MOBILITY scooters. People say they go too fast around shopping centres. I’ve noticed a car driver needs a seat belt, motorcycle riders wear helmets and push bike riders need helmets, so why shouldn’t a mobility scooter user have to wear a helmet for safety when they are riding on the roads?

Alan Ackroyd, Hamilton

I, ALONG with many other ratepayers, look forward to reading in the pages of this paper the outcome of the lord mayor’s inquiry into the Supercars services deed debacle (‘Race deed kept secret’, Herald, 9/6). I perused the Newcastle council website to see if such an inquiry was underway, but alas I could not find anything. However I did note on the website, under “our responsibilities”, open and transparent governance appears to be highly regarded as a principled way of operating for the lord mayor and councillors. On behalf of Newcastle ratepayers – bring on the inquiry.
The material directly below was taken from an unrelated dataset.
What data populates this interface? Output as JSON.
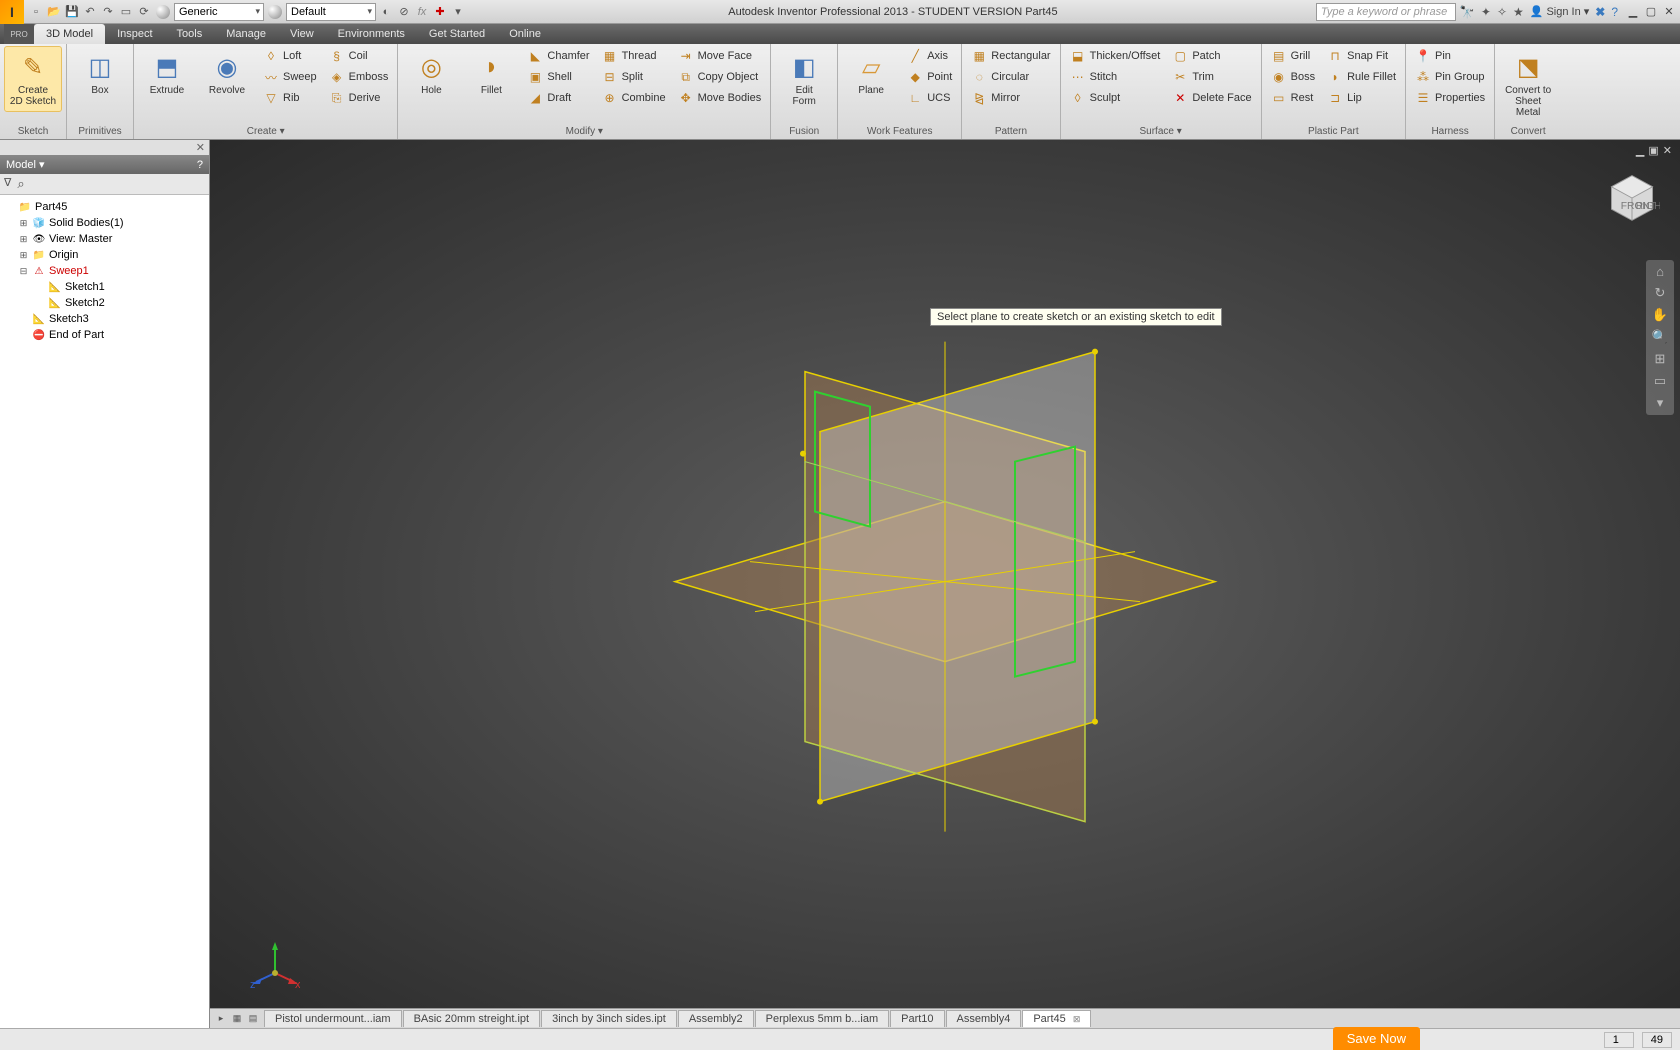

Jackie Furey, Newcastle East

I THINK Bill Shorten was right on Q&A when he said aged care may need a royal commission—but not because we don’t know that is broken and failing, but because all the regulations and systems in place now that should pick up on the failings are not doing the job. It may seem an unnecessary expense, but as with the banking and child abuse commission it appears that putting the facts out in the open is the only way governments can be shamed into doing the job they are supposed to be doing.

Allan Earl, Thornton

LAKE Macquarie City Council never ceases to amaze me. Now they are considering paid parking in larger towns like Toronto and Warners Bay (‘Park plan response mixed’, Herald, 13/6). It’s to benefit the public mind you, not for raising revenue. What a laugh!